Festivals-a-Go-Go + Battle Royale
Although the Shinsedai Cinema Festival runs July 12-15, the organization alerted fans on their website of a special screening next week of Kinji Fukasaku’s Battle Royale (2000), presented in conjunction with Fangoria’s Fright Nights at the Projection Booth, and to help launch Anchor Bay’s long, LONG awaited North American home video release.
Years ago the label had tried to get distribution rights, but the fees were reportedly too high, leaving a weird array if U.K., South Korean, and Japanese releases for fans to snap up, each offering a different cut, different extras, and subtitle options with qualitative differences in each English translation. It was inevitable the film’s owners would come down from their high horse and license the film for something reasonable, and in a set that assembles every damn thing so fans can finally be happy in whatever Region they live.
No details on whether Friday March 2nd’s screening is from a film print or HD source, but this film should’ve been in regular circulation YEARS AGO. Let this be the first round of local screenings on a yearly basis for what is the most messed up film about teens ever made.

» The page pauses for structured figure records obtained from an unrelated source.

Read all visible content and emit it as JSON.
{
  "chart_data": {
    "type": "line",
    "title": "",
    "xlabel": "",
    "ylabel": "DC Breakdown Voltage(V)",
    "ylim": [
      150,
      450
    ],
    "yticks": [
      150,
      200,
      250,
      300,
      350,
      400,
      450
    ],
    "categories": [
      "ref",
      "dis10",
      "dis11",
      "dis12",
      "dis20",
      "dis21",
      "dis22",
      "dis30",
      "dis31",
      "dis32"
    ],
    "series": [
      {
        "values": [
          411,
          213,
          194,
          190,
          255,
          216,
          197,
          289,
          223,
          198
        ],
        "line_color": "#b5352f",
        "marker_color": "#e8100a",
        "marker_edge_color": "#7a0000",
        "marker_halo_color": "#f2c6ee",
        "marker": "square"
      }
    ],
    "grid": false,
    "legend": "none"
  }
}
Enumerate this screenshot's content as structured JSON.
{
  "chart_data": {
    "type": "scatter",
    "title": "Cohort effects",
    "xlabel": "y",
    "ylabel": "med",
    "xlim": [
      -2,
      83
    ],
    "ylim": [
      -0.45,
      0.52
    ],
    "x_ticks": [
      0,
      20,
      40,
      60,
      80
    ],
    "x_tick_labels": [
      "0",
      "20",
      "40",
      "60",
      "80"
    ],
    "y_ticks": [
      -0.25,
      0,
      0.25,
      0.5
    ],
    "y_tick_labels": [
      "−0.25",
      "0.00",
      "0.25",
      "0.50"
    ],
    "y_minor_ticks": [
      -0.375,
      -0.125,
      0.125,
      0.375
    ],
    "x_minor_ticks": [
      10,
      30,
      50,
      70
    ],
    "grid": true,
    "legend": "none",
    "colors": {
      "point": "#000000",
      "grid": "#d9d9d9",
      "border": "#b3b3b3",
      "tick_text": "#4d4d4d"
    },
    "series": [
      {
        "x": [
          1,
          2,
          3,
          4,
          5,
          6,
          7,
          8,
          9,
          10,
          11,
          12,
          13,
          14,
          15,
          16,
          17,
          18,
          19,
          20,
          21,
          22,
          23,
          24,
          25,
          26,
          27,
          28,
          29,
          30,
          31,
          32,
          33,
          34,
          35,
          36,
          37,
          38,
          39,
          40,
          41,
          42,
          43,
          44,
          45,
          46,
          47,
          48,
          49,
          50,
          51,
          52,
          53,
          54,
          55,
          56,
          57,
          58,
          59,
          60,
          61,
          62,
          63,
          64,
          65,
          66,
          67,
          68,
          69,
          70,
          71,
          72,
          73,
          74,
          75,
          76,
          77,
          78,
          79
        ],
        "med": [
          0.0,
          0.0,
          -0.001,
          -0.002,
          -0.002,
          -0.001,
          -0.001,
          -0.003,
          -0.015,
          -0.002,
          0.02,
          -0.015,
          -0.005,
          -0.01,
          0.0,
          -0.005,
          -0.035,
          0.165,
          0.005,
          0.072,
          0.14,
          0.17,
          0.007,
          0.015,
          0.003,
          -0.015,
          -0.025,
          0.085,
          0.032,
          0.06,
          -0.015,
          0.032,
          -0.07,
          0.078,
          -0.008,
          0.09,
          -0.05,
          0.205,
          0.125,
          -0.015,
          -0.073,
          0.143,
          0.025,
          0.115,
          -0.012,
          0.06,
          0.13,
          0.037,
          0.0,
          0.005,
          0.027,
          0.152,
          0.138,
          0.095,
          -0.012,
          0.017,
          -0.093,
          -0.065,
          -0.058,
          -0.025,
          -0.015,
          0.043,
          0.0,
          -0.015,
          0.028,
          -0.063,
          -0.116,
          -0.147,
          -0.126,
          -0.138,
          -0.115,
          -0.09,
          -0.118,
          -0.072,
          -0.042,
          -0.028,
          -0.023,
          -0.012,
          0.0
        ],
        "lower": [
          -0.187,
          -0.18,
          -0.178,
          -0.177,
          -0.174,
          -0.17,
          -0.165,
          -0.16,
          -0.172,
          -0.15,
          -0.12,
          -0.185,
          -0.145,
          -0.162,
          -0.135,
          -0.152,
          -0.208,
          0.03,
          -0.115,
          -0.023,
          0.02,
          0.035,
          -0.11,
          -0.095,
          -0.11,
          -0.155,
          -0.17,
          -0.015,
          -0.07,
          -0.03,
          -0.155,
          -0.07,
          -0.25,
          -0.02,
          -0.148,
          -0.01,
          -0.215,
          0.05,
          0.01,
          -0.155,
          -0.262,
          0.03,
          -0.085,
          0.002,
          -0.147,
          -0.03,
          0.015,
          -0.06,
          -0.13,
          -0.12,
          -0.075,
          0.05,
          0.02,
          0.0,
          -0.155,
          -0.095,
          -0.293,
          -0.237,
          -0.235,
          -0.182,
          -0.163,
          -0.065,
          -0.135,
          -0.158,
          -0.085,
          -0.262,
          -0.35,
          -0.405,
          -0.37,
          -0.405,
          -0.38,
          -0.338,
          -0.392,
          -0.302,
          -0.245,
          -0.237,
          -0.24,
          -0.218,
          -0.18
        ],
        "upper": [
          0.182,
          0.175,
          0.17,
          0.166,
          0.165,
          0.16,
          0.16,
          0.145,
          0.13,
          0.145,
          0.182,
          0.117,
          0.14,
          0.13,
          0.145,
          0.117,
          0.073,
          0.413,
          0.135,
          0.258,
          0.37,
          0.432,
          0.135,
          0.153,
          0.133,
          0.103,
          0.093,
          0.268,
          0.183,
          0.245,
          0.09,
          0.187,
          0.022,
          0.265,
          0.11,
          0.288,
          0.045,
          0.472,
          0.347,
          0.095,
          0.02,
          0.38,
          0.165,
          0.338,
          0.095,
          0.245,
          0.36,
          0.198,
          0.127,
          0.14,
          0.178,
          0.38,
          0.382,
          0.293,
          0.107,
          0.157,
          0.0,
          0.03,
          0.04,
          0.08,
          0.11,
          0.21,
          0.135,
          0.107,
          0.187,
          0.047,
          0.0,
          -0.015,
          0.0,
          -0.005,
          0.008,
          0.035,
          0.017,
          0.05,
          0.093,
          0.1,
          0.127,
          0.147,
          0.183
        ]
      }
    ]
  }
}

Also screening that evening is the world premiere of Familiar, the latest short film by Richard Powell and Zach Green. Here’s a funny case of six degrees of separation: star Robert Nolan appeared in a number of short films at my old alma mater (whose name I shan’t say, but it rhymes with “dork”), as did co-star, Astrida Auza. Funnier factoid: she was also in my short film, The Bare Bones (1992), appearing in a brief flashback scene as the hero’s pregnant wife prior to her ‘accidental’ death in a peach peeling machine; and in an accounting video I co-made with a pal at Chamberlain Productions a few years after.
Toronto has 4+ million people, but it’s really not so big. Glad the pair is still active in their favourite profession. As for the accounting video, it convinced me never to make another industrial video again (very, very bad contract that yielded no profit), and The Bare Bones will only appear on video when I replace an antiquated, pre-internet era transfer with a proper HD version. If I can get a ‘decent’ transfer of the trailer, I’ll plop it onto YouTube for amusement, since it’s actually better than the final product. (This isn’t a slight towards the actors, but the twentysomething snot whose dialogue quite frankly stinks.)
The Poetry of Precision: Robert Bresson, Hollywood Classics: The Cinema is Nicholas Ray, and Attack the Bloc: Cold War Science Fiction from Behind the Iron Curtain continue at the TIFF Bell Lightbox, and The Human Rights Watch Film Festival begins this Wed. Feb. 29 thru Thurs. March 8. I’ll have a review of Fernand Melgar’s Special Flight, which kick starts the festival on the 29th.